Runtuhnya Benteng Akhlak di Batuputih | Keadilan Menghampiri Anak Yatim, Pelajaran Pahit bagi Pembusuk Budi

oleh -22.759 views

Sumenep I REALITAS   –   Di Desa Batuputih Daya, Kecamatan Batuputih, Kabupaten Sumenep, keadilan akhirnya menampakkan wujudnya bagi seorang anak yatim yang menjadi korban penganiayaan. Ibarat bangunan akhlak yang rapuh diterpa badai kebiadaban, pelaku kekerasan, Mas’oda, kini harus mempertanggungjawabkan perbuatannya di hadapan hukum. Pepatah bijak tentang konsekuensi kemarahan menemukan resonansinya di sini, di mana penyesalan, andai pun hadir, tak lagi mampu membendung gelombang keadilan yang telah bergulir.

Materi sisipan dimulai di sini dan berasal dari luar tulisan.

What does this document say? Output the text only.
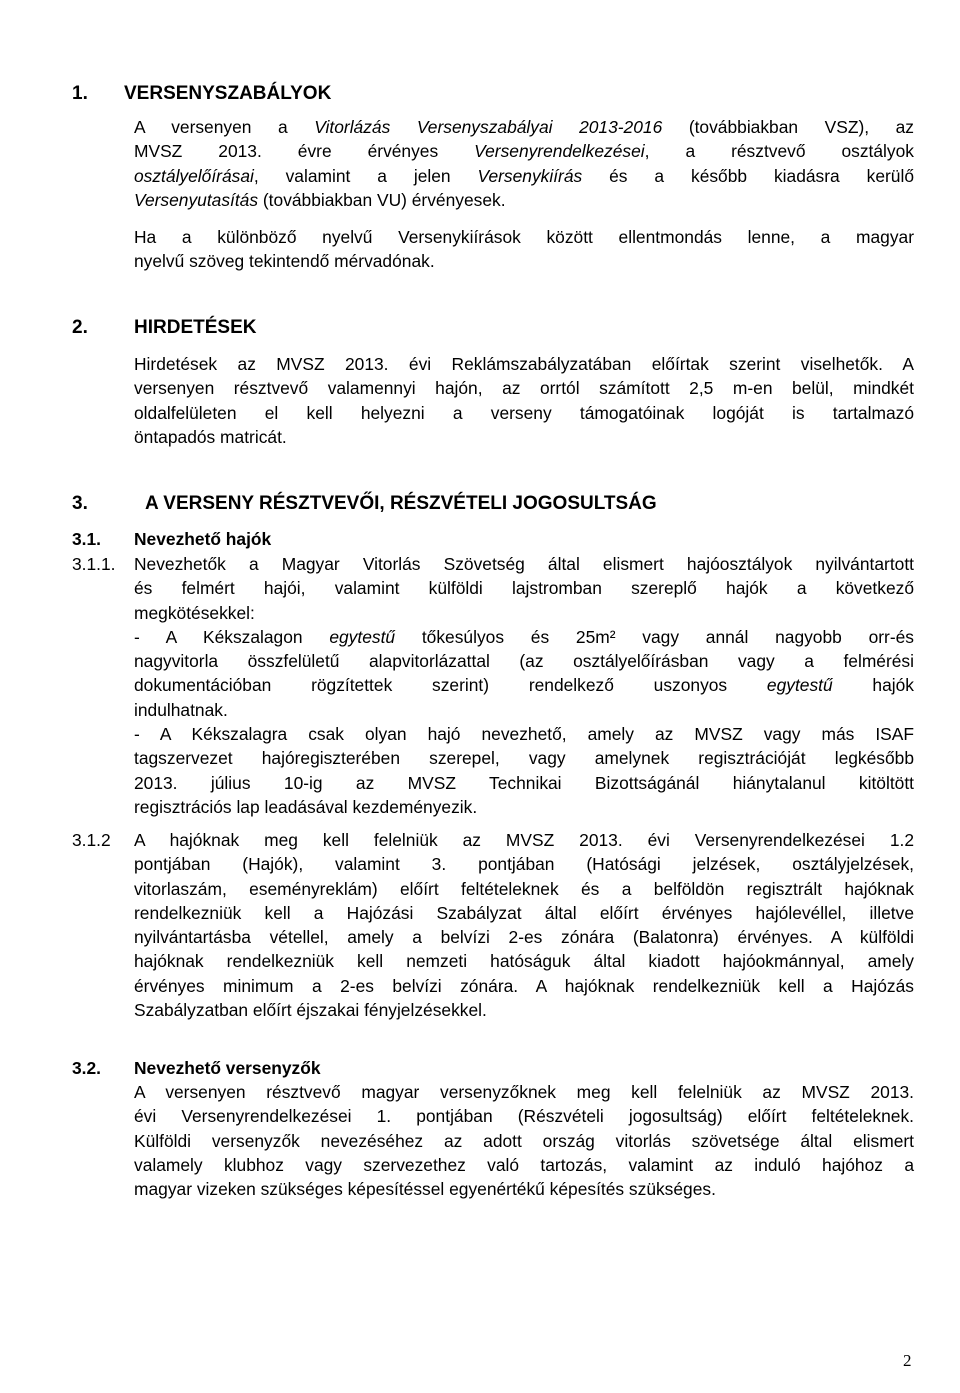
1. VERSENYSZABÁLYOK
A versenyen a Vitorlázás Versenyszabályai 2013-2016 (továbbiakban VSZ), az
MVSZ 2013. évre érvényes Versenyrendelkezései, a résztvevő osztályok
osztályelőírásai, valamint a jelen Versenykiírás és a később kiadásra kerülő
Versenyutasítás (továbbiakban VU) érvényesek.
Ha a különböző nyelvű Versenykiírások között ellentmondás lenne, a magyar
nyelvű szöveg tekintendő mérvadónak.
2. HIRDETÉSEK
Hirdetések az MVSZ 2013. évi Reklámszabályzatában előírtak szerint viselhetők. A
versenyen résztvevő valamennyi hajón, az orrtól számított 2,5 m-en belül, mindkét
oldalfelületen el kell helyezni a verseny támogatóinak logóját is tartalmazó
öntapadós matricát.
3.	A VERSENY RÉSZTVEVŐI, RÉSZVÉTELI JOGOSULTSÁG
3.1. Nevezhető hajók
3.1.1. Nevezhetők a Magyar Vitorlás Szövetség által elismert hajóosztályok nyilvántartott
és felmért hajói, valamint külföldi lajstromban szereplő hajók a következő
megkötésekkel:
- A Kékszalagon egytestű tőkesúlyos és 25m² vagy annál nagyobb orr-és
nagyvitorla összfelületű alapvitorlázattal (az osztályelőírásban vagy a felmérési
dokumentációban rögzítettek szerint) rendelkező uszonyos egytestű hajók
indulhatnak.
- A Kékszalagra csak olyan hajó nevezhető, amely az MVSZ vagy más ISAF
tagszervezet hajóregiszterében szerepel, vagy amelynek regisztrációját legkésőbb
2013. július 10-ig az MVSZ Technikai Bizottságánál hiánytalanul kitöltött
regisztrációs lap leadásával kezdeményezik.
3.1.2 A hajóknak meg kell felelniük az MVSZ 2013. évi Versenyrendelkezései 1.2
pontjában (Hajók), valamint 3. pontjában (Hatósági jelzések, osztályjelzések,
vitorlaszám, eseményreklám) előírt feltételeknek és a belföldön regisztrált hajóknak
rendelkezniük kell a Hajózási Szabályzat által előírt érvényes hajólevéllel, illetve
nyilvántartásba vétellel, amely a belvízi 2-es zónára (Balatonra) érvényes. A külföldi
hajóknak rendelkezniük kell nemzeti hatóságuk által kiadott hajóokmánnyal, amely
érvényes minimum a 2-es belvízi zónára. A hajóknak rendelkezniük kell a Hajózás
Szabályzatban előírt éjszakai fényjelzésekkel.
3.2. Nevezhető versenyzők
A versenyen résztvevő magyar versenyzőknek meg kell felelniük az MVSZ 2013.
évi Versenyrendelkezései 1. pontjában (Részvételi jogosultság) előírt feltételeknek.
Külföldi versenyzők nevezéséhez az adott ország vitorlás szövetsége által elismert
valamely klubhoz vagy szervezethez való tartozás, valamint az induló hajóhoz a
magyar vizeken szükséges képesítéssel egyenértékű képesítés szükséges.
2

Satuan Perlindungan Perempuan dan Anak (PPA) Polres Sumenep, dengan kecermatan dan ketegasan yang patut diacungi jempol, telah menuntaskan babak penyelidikan melalui gelar perkara yang melibatkan tim ahli. Hasilnya tak terbantahkan: Mas’oda resmi menyandang status tersangka atas tindak kekerasan terhadap anak di bawah umur yang menyayat hati nurani. Kanit PPA Polres Sumenep, Agus, menyampaikan bahwa analisis mendalam dari berbagai perspektif ahli telah mengukuhkan bukti-bukti yang memberatkan pelaku, sehingga peningkatan status hukum menjadi keniscayaan. Langkah selanjutnya, penangkapan tersangka, menjadi imperatif untuk memastikan proses hukum berjalan tanpa hambatan.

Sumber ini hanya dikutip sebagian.